ATM is required for ATR foci formation and ATR-mediated signalling to Chk1 following administration of IR. (a and b) Asynchronous HeLa cells were either preincubated in 10 μm ATM inhibitor (KU-55933 (+ ATMi)) or left in normal growth media (− ATMi) for 1 h before exposure to 0.5 Gy of IR. Untreated cells (un.), or cells that had been exposed to IR were fixed either 2 h (2 h), 4 h (4 h), or 8 h (8 h) after irradiation and stained for either P-S1981 ATM (A) or ATR (B). Cells with nuclear foci were scored from a population of greater ≥200 cells. Error bars represent the s.e.m. (c) Asynchronous HeLa cells were transfected with either nontargeting siRNA oligonucleotide (NT), or siRNA oligonucleotide complementary to ATR (ATR2) as described in Materials and methods and processed 72 h after the first transfection. Western blots were performed on whole-cell extracts with the indicated antibodies (left hand panel). In parallel, cells were left untreated, or exposed to 0.5 Gy of IR and stained for either P-S1981 ATM or ATR antibodies 2 h after irradiation as indicated. (d) Asynchronous HeLa cells were transfected with either nontargeting siRNA oligonucleotide (NT), or siRNA oligonucleotide complementary to ATR (ATR2) and 72 h after the first transfection left untreated, or exposed to 10Gy IR as indicated.

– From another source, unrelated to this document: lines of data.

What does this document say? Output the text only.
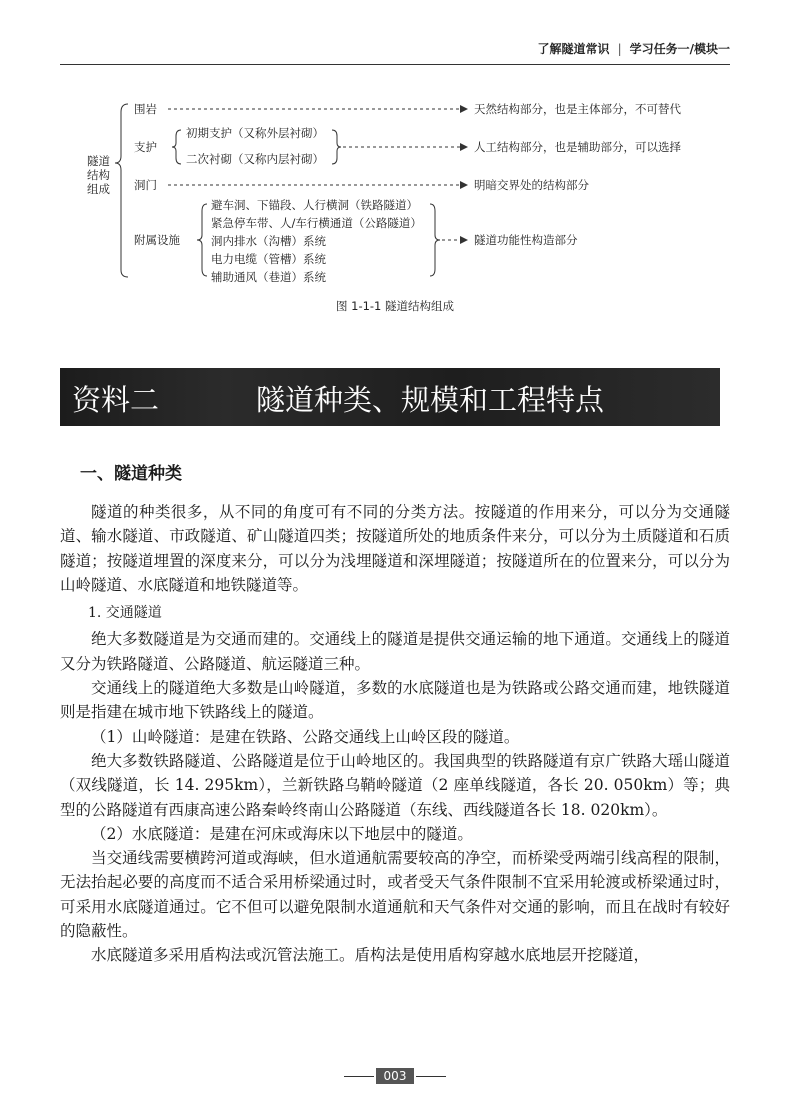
了解隧道常识 | 学习任务一/模块一
隧道
结构
组成
围岩
支护
洞门
附属设施
初期支护（又称外层衬砌）
二次衬砌（又称内层衬砌）
避车洞、下锚段、人行横洞（铁路隧道）
紧急停车带、人/车行横通道（公路隧道）
洞内排水（沟槽）系统
电力电缆（管槽）系统
辅助通风（巷道）系统
天然结构部分，也是主体部分，不可替代
人工结构部分，也是辅助部分，可以选择
明暗交界处的结构部分
隧道功能性构造部分
图 1-1-1 隧道结构组成
资料二	隧道种类、规模和工程特点
一、隧道种类

隧道的种类很多，从不同的角度可有不同的分类方法。按隧道的作用来分，可以分为交通隧道、输水隧道、市政隧道、矿山隧道四类；按隧道所处的地质条件来分，可以分为土质隧道和石质隧道；按隧道埋置的深度来分，可以分为浅埋隧道和深埋隧道；按隧道所在的位置来分，可以分为山岭隧道、水底隧道和地铁隧道等。

1. 交通隧道

绝大多数隧道是为交通而建的。交通线上的隧道是提供交通运输的地下通道。交通线上的隧道又分为铁路隧道、公路隧道、航运隧道三种。

交通线上的隧道绝大多数是山岭隧道，多数的水底隧道也是为铁路或公路交通而建，地铁隧道则是指建在城市地下铁路线上的隧道。

（1）山岭隧道：是建在铁路、公路交通线上山岭区段的隧道。

绝大多数铁路隧道、公路隧道是位于山岭地区的。我国典型的铁路隧道有京广铁路大瑶山隧道（双线隧道，长 14. 295km），兰新铁路乌鞘岭隧道（2 座单线隧道，各长 20. 050km）等；典型的公路隧道有西康高速公路秦岭终南山公路隧道（东线、西线隧道各长 18. 020km）。

（2）水底隧道：是建在河床或海床以下地层中的隧道。

当交通线需要横跨河道或海峡，但水道通航需要较高的净空，而桥梁受两端引线高程的限制，无法抬起必要的高度而不适合采用桥梁通过时，或者受天气条件限制不宜采用轮渡或桥梁通过时，可采用水底隧道通过。它不但可以避免限制水道通航和天气条件对交通的影响，而且在战时有较好的隐蔽性。

水底隧道多采用盾构法或沉管法施工。盾构法是使用盾构穿越水底地层开挖隧道，

003
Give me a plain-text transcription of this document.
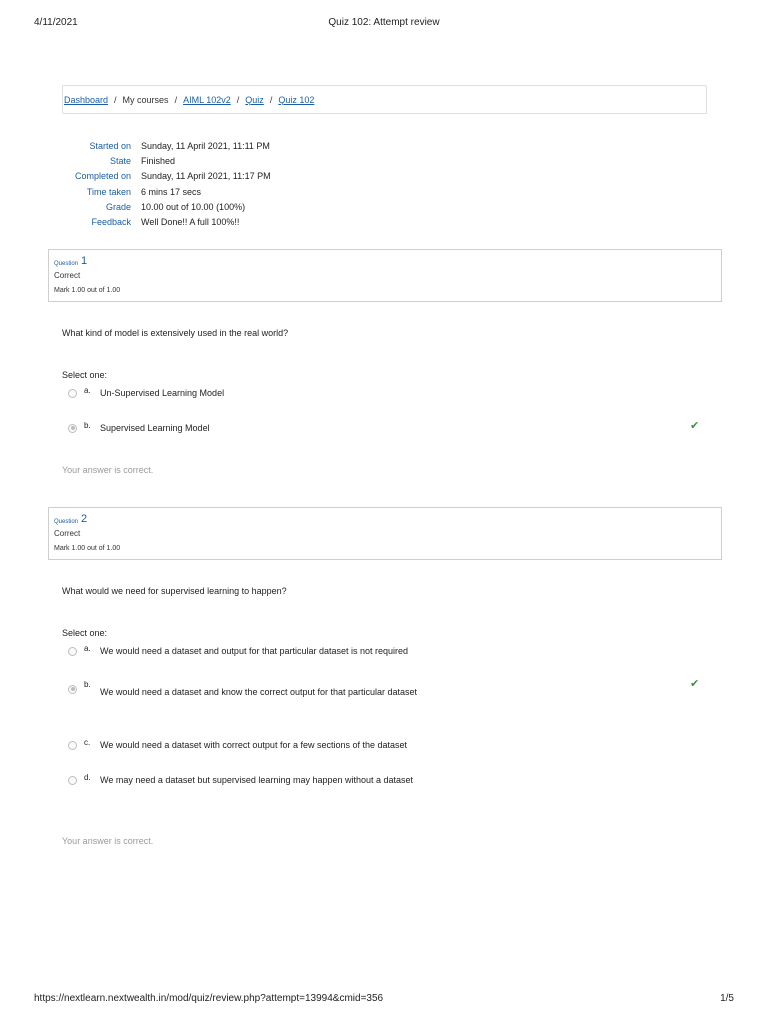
4/11/2021	Quiz 102: Attempt review
Dashboard / My courses / AIML 102v2 / Quiz / Quiz 102
Started on	Sunday, 11 April 2021, 11:11 PM
State	Finished
Completed on	Sunday, 11 April 2021, 11:17 PM
Time taken	6 mins 17 secs
Grade	10.00 out of 10.00 (100%)
Feedback	Well Done!! A full 100%!!
Question 1
Correct
Mark 1.00 out of 1.00
What kind of model is extensively used in the real world?
Select one:
a.	Un-Supervised Learning Model
b.	Supervised Learning Model	✔
Your answer is correct.
Question 2
Correct
Mark 1.00 out of 1.00
What would we need for supervised learning to happen?
Select one:
a.	We would need a dataset and output for that particular dataset is not required
b.
We would need a dataset and know the correct output for that particular dataset
✔
c.	We would need a dataset with correct output for a few sections of the dataset
d.	We may need a dataset but supervised learning may happen without a dataset
Your answer is correct.
https://nextlearn.nextwealth.in/mod/quiz/review.php?attempt=13994&cmid=356	1/5
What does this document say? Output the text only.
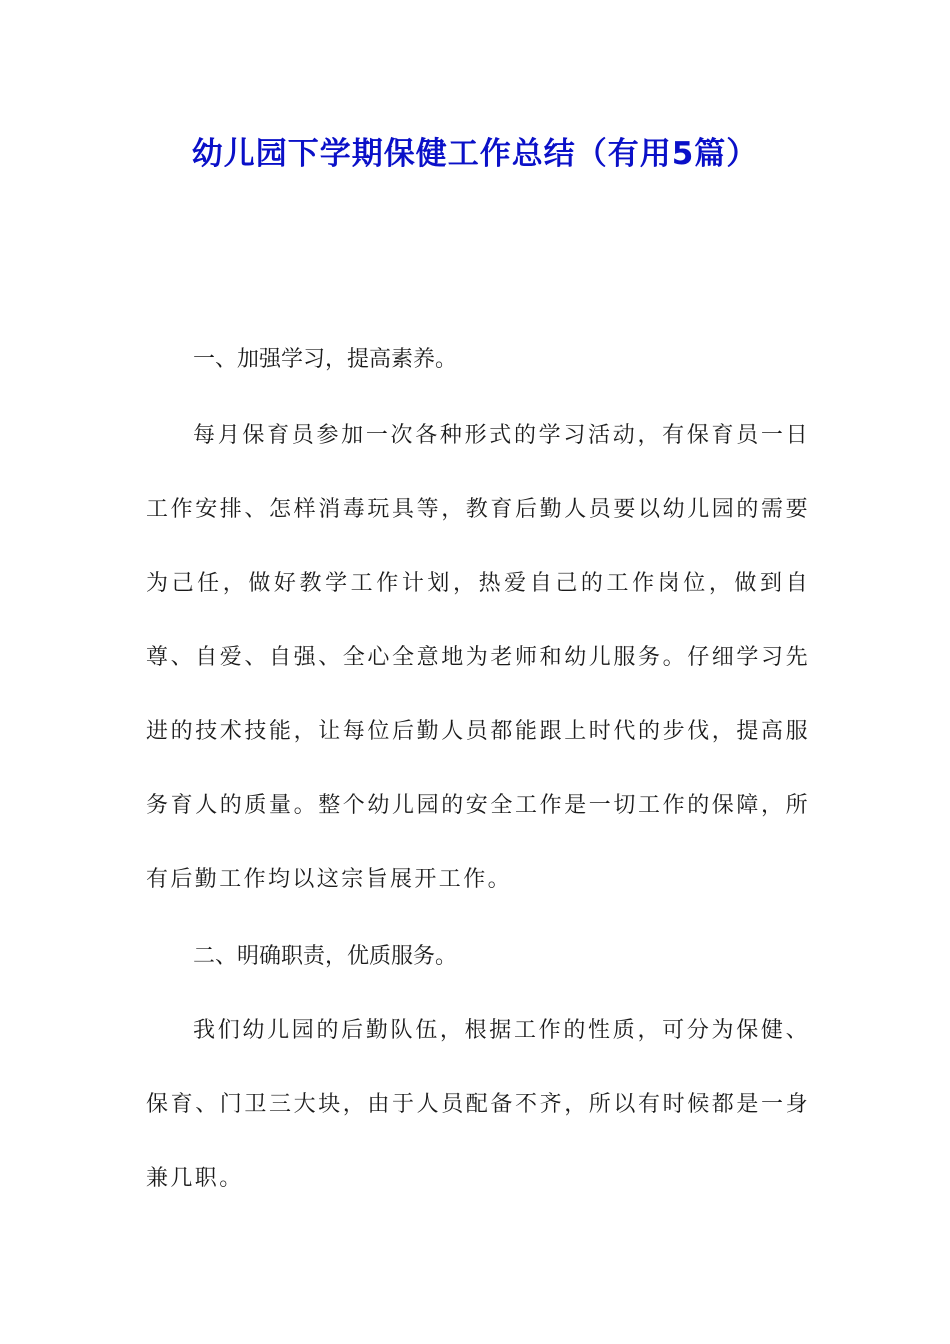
幼儿园下学期保健工作总结（有用5篇）
一、加强学习，提高素养。
每月保育员参加一次各种形式的学习活动，有保育员一日工作安排、怎样消毒玩具等，教育后勤人员要以幼儿园的需要为己任，做好教学工作计划，热爱自己的工作岗位，做到自尊、自爱、自强、全心全意地为老师和幼儿服务。仔细学习先进的技术技能，让每位后勤人员都能跟上时代的步伐，提高服务育人的质量。整个幼儿园的安全工作是一切工作的保障，所有后勤工作均以这宗旨展开工作。
二、明确职责，优质服务。
我们幼儿园的后勤队伍，根据工作的性质，可分为保健、保育、门卫三大块，由于人员配备不齐，所以有时候都是一身兼几职。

Whole-cell extracts were prepared 2 h after administration of DNA damage and subjected to Western blotting using antibodies as indicated. (e) Asynchronous HeLa cells were either preincubated in 10 μm ATM inhibitor (KU-55933 (+ ATMi)) or left in normal growth media (− ATMi) for 1 h before exposure to 10Gy of IR. Whole-cell extracts were prepared 2 h after administration of DNA damage and subjected to Western blotting using antibodies as indicated.